Erbaş, Muharrem ayının, aynı zamanda Kerbela'nın hüzünlü hatırası olduğunu belirterek, şöyle devam etti:
"Muharrem, çöllerde bir yudum suyun özlemidir. Ehl-i Beyt aşkıyla dolu gönüllerin, 'Ah Hüseyin'im' diyerek sızladığı bir hasret mevsimidir. Seyyidüşşüheda Hazreti Hüseyin Efendimiz ve beraberindekilerin acımasızca şehit edildiği vaktin gözyaşlarıdır. O Hazreti Hüseyin ki, Resulullah'ın sevgili torunu, Ehl-i Beyti'dir. Hz. Aliyyü'l-Murtaza'nın, Hazreti Fatımatu'z-Zehra'nın ciğer paresidir. Rahmet peygamberinin 'Dünyadaki çiçeğim, reyhanım' diyerek bağrına bastığı, cennet gençlerinin efendisi olarak taltif ettiği yiğittir. O Hazreti Hüseyin ki Allah yolunda yüce bir ahlakın ve çağları aşan onurlu bir duruşun mümtaz temsilcisidir."
Erbaş, Kerbela'nın, mezhebi, meşrebi ve düşüncesi ne olursa olsun, bütün ümmetin ortak acısı, Allah'a ve Resulüne iman eden, Ehl-i Beyt'e muhabbet besleyen her Müslüman'ın yürek sancısı olduğunu vurguladı.
- "Millet bu sevgiyi yüreklerinin ta derinliklerinde hissetmeye devam ediyor"
Neredeyse her evde bir Hasan, bir Hüseyin, bir Ali, bir Fatıma bulunan ve gönlü Evlad-ı Resül aşkıyla yanıp tutuşan aziz milletin, Ehl-i Beyt muhabbetinin asırlar geçtikçe daha da arttığını dile getiren Erbaş, milletin bu sevgiyi yüreklerinin ta derinliklerinde hissetmeye devam ettiğini kaydetti.
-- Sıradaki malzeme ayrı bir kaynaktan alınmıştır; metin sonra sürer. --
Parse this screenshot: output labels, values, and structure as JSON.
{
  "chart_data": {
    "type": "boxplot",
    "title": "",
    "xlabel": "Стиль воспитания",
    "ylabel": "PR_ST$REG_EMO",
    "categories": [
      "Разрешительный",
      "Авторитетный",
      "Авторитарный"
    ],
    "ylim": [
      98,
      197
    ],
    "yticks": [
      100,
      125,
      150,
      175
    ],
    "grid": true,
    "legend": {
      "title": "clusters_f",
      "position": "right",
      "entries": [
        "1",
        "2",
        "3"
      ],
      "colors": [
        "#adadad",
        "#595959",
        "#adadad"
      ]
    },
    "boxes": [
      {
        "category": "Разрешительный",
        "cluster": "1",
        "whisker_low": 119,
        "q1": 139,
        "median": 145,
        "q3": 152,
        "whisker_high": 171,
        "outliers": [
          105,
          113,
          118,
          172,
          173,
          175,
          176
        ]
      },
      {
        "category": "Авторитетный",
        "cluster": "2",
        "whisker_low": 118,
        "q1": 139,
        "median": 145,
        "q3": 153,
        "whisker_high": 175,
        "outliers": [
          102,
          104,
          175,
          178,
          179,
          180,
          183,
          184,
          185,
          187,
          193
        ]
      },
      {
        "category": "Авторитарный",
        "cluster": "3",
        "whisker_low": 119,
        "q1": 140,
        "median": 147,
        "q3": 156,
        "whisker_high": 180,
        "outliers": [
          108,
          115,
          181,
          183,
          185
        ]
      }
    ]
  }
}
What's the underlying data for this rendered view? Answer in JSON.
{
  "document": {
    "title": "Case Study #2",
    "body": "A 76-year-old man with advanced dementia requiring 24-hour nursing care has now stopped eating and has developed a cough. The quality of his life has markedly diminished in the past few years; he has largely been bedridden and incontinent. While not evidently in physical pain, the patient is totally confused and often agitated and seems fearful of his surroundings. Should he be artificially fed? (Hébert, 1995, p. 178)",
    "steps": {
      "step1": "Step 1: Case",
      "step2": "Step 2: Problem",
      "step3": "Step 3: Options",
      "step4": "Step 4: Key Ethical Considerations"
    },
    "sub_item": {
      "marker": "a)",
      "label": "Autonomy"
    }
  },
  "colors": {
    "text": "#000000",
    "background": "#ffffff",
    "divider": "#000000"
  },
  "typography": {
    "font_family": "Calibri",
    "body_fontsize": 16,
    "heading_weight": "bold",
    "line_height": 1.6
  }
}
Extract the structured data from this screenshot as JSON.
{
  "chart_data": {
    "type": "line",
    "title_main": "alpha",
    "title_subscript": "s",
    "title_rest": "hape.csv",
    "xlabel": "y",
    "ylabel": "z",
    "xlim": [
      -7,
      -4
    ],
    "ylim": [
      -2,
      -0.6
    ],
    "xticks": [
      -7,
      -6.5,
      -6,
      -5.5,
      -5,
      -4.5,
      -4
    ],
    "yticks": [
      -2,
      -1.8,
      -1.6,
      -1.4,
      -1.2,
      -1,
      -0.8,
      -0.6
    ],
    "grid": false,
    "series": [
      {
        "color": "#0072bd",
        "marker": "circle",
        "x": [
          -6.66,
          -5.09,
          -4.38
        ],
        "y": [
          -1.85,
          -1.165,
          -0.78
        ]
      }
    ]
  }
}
Kerbela hadisesinin hüznünü yaşarken, aynı acıların bir daha meydana gelmemesi için Kerbela'yı ibret nazarıyla okumaya ve ondan dersler çıkarmaya mecbur olduklarını anlatan Erbaş, şöyle konuştu:
"Kerbela'dan çıkaracağımız ilk ders, onu ayrılık ve gayrılığa değil, tevhide ve kardeşliğe vesile kılmak, gönül birlikteliğine dönüştürmektir. Sevinç ve tasayı, muhabbet ve meşakkati paylaşmaktır. Yüce Rabb'imizin 'Kendilerine apaçık deliller geldikten sonra parçalanıp ayrılığa düşenler gibi olmayın.' emrine kulak verip sımsıkı kenetlenmektir. Fitneye, fesada ve tefrikaya karşı vahdete sarılmak, kardeşliğimize kastedenlere fırsat vermemektir. Kerbela'dan çıkarılması gereken bir diğer dersin de Hazreti Hüseyin'in ve arkadaşlarının, uğruna can verdikleri yolun peygamberi zişan efendimizin yolu olduğunu, Hazreti Ali'nin buyurduğu gibi, Allah'ın farzlarına riayet etmek, özellikle namaz konusunda hassas olmak ve namazla Allah'a yaklaşmak, Hazreti Hüseyin gibi İslam'ın şartlarını, emir ve nehiylerini doğru anlayıp yaşamak, hak, adalet, sevgi, şefkat ve merhameti yüceltmek, kötülüğü engelleyip iyiliği yaymaktır. Makalat yazarı büyük velinin öğütlediği gibi, insani ilişkilerde toprak gibi mütevazı olmak, herkese aynı gözle bakmak, kimseyi ayıplamamaktır. Dünyanın aldatıcılığına kanmamak, daima Hakk'ın hoşnutluğunu aramaktır. Haksızlık ve zulüm karşısında dimdik durmak, gerektiğinde Allah yolunda şehadete koşmaktır. Bu vesileyle başta şehitler serdarı İmam Hüseyin Efendimiz ve Ehl-i Beyt-i Mustafa olmak üzere din, iman, vatan ve mukaddesat uğruna canını feda eden bütün şehitlerimizi rahmet, minnet ve şükranla yad ediyorum."